Pour nous, ce grand chirurgien est sans cesse au travail, par sa miséricorde, il enlève, à chaque fois que nous allons recourir à sa miséricorde ces tumeurs malignes que sont nos péchés. Pour Marie, il a opéré « in utero », dans le sein d’Anne, pour enlever le gène du péché. Trop fort, notre Dieu ! Et pourquoi l’a-t-il fait ? Pas pour récompenser Marie ; qu’aurait-elle pu faire de si extraordinaire au moment même où elle a été conçue ? Dieu l’a fait parce qu’il avait décidé de lancer la plus grande opération commando de toute l’histoire : sauver l’humanité dangereusement enserrée dans les filets du péché. Au sein de la Trinité, la décision avait été prise, le Fils éternel allait s’incarner pour sauver les hommes parce que les ténèbres et le péché avaient suffisamment fait de dégâts. Le Fils éternel viendrait parmi les hommes pour donner sa vie afin que les hommes puissent retrouver leur dignité de fils, d’enfants de Dieu. C’est de cet événement dont nous ferons mémoire dans une quinzaine de jours, à Noël.
Et alors, par une grâce toute spéciale, ce Salut que les hommes recevront ensuite en invoquant le Nom de Jésus, ce don du Salut, Marie l’a reçu par anticipation, in-utero.
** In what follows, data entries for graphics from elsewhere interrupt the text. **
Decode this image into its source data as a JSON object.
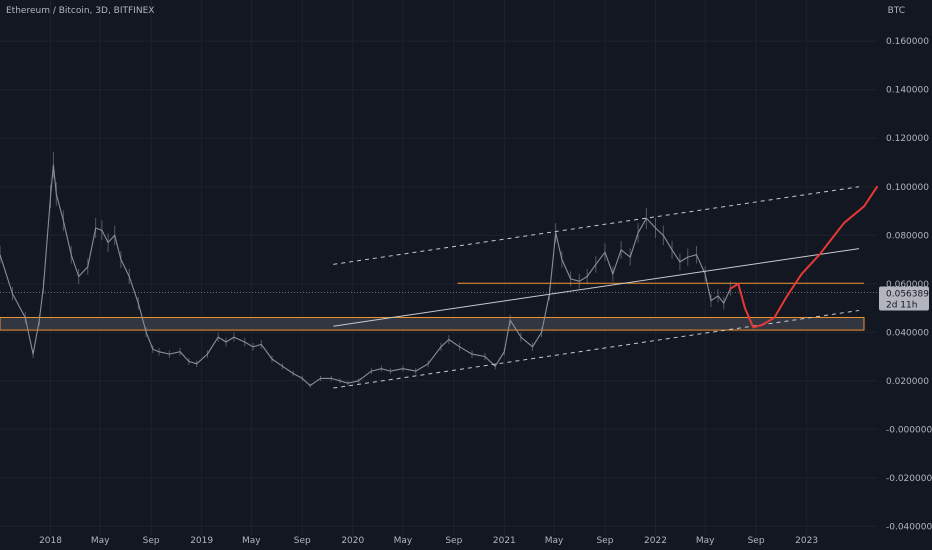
{
  "header": {
    "symbol_title": "Ethereum / Bitcoin, 3D, BITFINEX",
    "unit": "BTC"
  },
  "price_badge": {
    "price": "0.056389",
    "countdown": "2d 11h"
  },
  "colors": {
    "background": "#131722",
    "grid": "#1e222d",
    "axis_text": "#b2b5be",
    "price_series": "#8a8e99",
    "orange_line": "#f0922f",
    "forecast": "#e53935",
    "support_zone_fill": "#363a45",
    "trendline": "#c6c9d0",
    "price_badge_bg": "#b2b5be",
    "price_badge_text": "#131722"
  },
  "chart_data": {
    "type": "line",
    "title": "Ethereum / Bitcoin, 3D, BITFINEX",
    "xlabel": "",
    "ylabel": "BTC",
    "xlim": [
      "2017-09-01",
      "2023-06-20"
    ],
    "ylim": [
      -0.044,
      0.177
    ],
    "grid": true,
    "legend": "none",
    "x_ticks": [
      {
        "date": "2018-01-01",
        "label": "2018"
      },
      {
        "date": "2018-05-01",
        "label": "May"
      },
      {
        "date": "2018-09-01",
        "label": "Sep"
      },
      {
        "date": "2019-01-01",
        "label": "2019"
      },
      {
        "date": "2019-05-01",
        "label": "May"
      },
      {
        "date": "2019-09-01",
        "label": "Sep"
      },
      {
        "date": "2020-01-01",
        "label": "2020"
      },
      {
        "date": "2020-05-01",
        "label": "May"
      },
      {
        "date": "2020-09-01",
        "label": "Sep"
      },
      {
        "date": "2021-01-01",
        "label": "2021"
      },
      {
        "date": "2021-05-01",
        "label": "May"
      },
      {
        "date": "2021-09-01",
        "label": "Sep"
      },
      {
        "date": "2022-01-01",
        "label": "2022"
      },
      {
        "date": "2022-05-01",
        "label": "May"
      },
      {
        "date": "2022-09-01",
        "label": "Sep"
      },
      {
        "date": "2023-01-01",
        "label": "2023"
      }
    ],
    "y_ticks": [
      {
        "value": 0.16,
        "label": "0.160000"
      },
      {
        "value": 0.14,
        "label": "0.140000"
      },
      {
        "value": 0.12,
        "label": "0.120000"
      },
      {
        "value": 0.1,
        "label": "0.100000"
      },
      {
        "value": 0.08,
        "label": "0.080000"
      },
      {
        "value": 0.06,
        "label": "0.060000"
      },
      {
        "value": 0.04,
        "label": "0.040000"
      },
      {
        "value": 0.02,
        "label": "0.020000"
      },
      {
        "value": 0.0,
        "label": "-0.000000"
      },
      {
        "value": -0.02,
        "label": "-0.020000"
      },
      {
        "value": -0.04,
        "label": "-0.040000"
      }
    ],
    "series": [
      {
        "type": "line",
        "x": [
          "2017-09-01",
          "2017-10-01",
          "2017-11-01",
          "2017-11-20",
          "2017-12-05",
          "2017-12-15",
          "2018-01-01",
          "2018-01-08",
          "2018-01-15",
          "2018-02-01",
          "2018-02-20",
          "2018-03-10",
          "2018-04-01",
          "2018-04-20",
          "2018-05-05",
          "2018-05-20",
          "2018-06-05",
          "2018-06-20",
          "2018-07-10",
          "2018-08-01",
          "2018-08-20",
          "2018-09-05",
          "2018-09-20",
          "2018-10-15",
          "2018-11-10",
          "2018-12-01",
          "2018-12-20",
          "2019-01-15",
          "2019-02-10",
          "2019-03-01",
          "2019-03-20",
          "2019-04-15",
          "2019-05-05",
          "2019-05-25",
          "2019-06-20",
          "2019-07-15",
          "2019-08-10",
          "2019-09-01",
          "2019-09-20",
          "2019-10-15",
          "2019-11-10",
          "2019-12-01",
          "2019-12-20",
          "2020-01-15",
          "2020-02-15",
          "2020-03-10",
          "2020-04-01",
          "2020-05-01",
          "2020-06-01",
          "2020-07-01",
          "2020-08-01",
          "2020-08-20",
          "2020-09-15",
          "2020-10-15",
          "2020-11-15",
          "2020-12-10",
          "2021-01-01",
          "2021-01-15",
          "2021-02-10",
          "2021-03-10",
          "2021-04-01",
          "2021-04-20",
          "2021-05-05",
          "2021-05-20",
          "2021-06-10",
          "2021-07-01",
          "2021-07-20",
          "2021-08-10",
          "2021-09-01",
          "2021-09-20",
          "2021-10-10",
          "2021-11-01",
          "2021-11-20",
          "2021-12-10",
          "2022-01-01",
          "2022-01-20",
          "2022-02-10",
          "2022-03-01",
          "2022-03-20",
          "2022-04-10",
          "2022-05-01",
          "2022-05-15",
          "2022-06-01",
          "2022-06-15",
          "2022-07-01"
        ],
        "y": [
          0.072,
          0.056,
          0.046,
          0.031,
          0.045,
          0.059,
          0.096,
          0.109,
          0.097,
          0.086,
          0.072,
          0.063,
          0.067,
          0.083,
          0.082,
          0.077,
          0.08,
          0.07,
          0.063,
          0.052,
          0.04,
          0.033,
          0.032,
          0.031,
          0.032,
          0.028,
          0.027,
          0.031,
          0.038,
          0.036,
          0.038,
          0.036,
          0.034,
          0.035,
          0.029,
          0.026,
          0.023,
          0.021,
          0.018,
          0.021,
          0.021,
          0.02,
          0.019,
          0.02,
          0.024,
          0.025,
          0.024,
          0.025,
          0.024,
          0.027,
          0.034,
          0.037,
          0.034,
          0.031,
          0.03,
          0.026,
          0.032,
          0.045,
          0.038,
          0.034,
          0.04,
          0.056,
          0.081,
          0.07,
          0.062,
          0.061,
          0.063,
          0.068,
          0.073,
          0.064,
          0.074,
          0.071,
          0.081,
          0.087,
          0.083,
          0.08,
          0.074,
          0.069,
          0.071,
          0.072,
          0.064,
          0.053,
          0.055,
          0.052,
          0.058
        ]
      },
      {
        "type": "horizontal_line",
        "y": 0.0602,
        "x_start": "2020-09-10",
        "x_end": "2023-06-20"
      },
      {
        "type": "band",
        "y_low": 0.0409,
        "y_high": 0.0461,
        "x_start": "2017-09-01",
        "x_end": "2023-06-20"
      },
      {
        "type": "line_segment",
        "x": [
          "2019-11-15",
          "2023-06-20"
        ],
        "y": [
          0.0425,
          0.0745
        ]
      },
      {
        "type": "dashed_line",
        "x": [
          "2019-11-15",
          "2023-06-20"
        ],
        "y": [
          0.068,
          0.1
        ]
      },
      {
        "type": "dashed_line",
        "x": [
          "2019-11-15",
          "2023-06-20"
        ],
        "y": [
          0.017,
          0.049
        ]
      },
      {
        "type": "forecast_curve",
        "x": [
          "2022-07-01",
          "2022-07-20",
          "2022-08-05",
          "2022-08-25",
          "2022-09-15",
          "2022-10-15",
          "2022-11-15",
          "2022-12-20",
          "2023-02-01",
          "2023-04-01",
          "2023-05-20",
          "2023-06-20"
        ],
        "y": [
          0.058,
          0.06,
          0.05,
          0.042,
          0.043,
          0.046,
          0.055,
          0.064,
          0.072,
          0.085,
          0.092,
          0.1
        ]
      }
    ]
  }
}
C’est ce que nous célébrons aujourd’hui, c’est le contenu du dogme de l’Immaculée Conception que je viens de résumer en des mots plus accessibles. Encore une fois, si le dogme n’a été proclamé qu’en 1854, tout ce qu’il dit était en germe dans le nom nouveau que l’Ange donné à Marie: Comblée-de-grâce.
Rapidement, je tire deux conclusions de tout ce que je viens de dire.
- 1° conclusion : puisque Marie est Comblée-de-grâce, pleine de grâce, n’hésitons pas à lui demander qu’elle nous obtienne la grâce. Beaucoup viennent dans ce sanctuaire, comme dans tous les sanctuaires mariaux, demander des grâces à Marie et, souvent, elle les leur donne. Mais n’oublions pas de lui demander qu’elle nous obtienne la grâce, cet amour millésimé pour que nous puissions nous en délecter et le distribuer largement dans ce monde qui en a tant besoin.
- 2° conclusion, cette fête doit résolument nous établir dans l’action de grâce, la gratitude, pour employer un mot à la mode. Puisque Dieu, le grand chirurgien de l’amour a été si généreux pour Marie et que, par le don de Jésus, il ne cesse de l’être pour nous, soyons dans la gratitude et la meilleure manière de l’être, c’est de nous tourner vers Lui pour le louer et laisser passer ce don inestimable de l’amour qu’il ne cesse de nous faire.
C’est vraiment ce que nous demandons par l’intercession de Notre Dame de Laghet.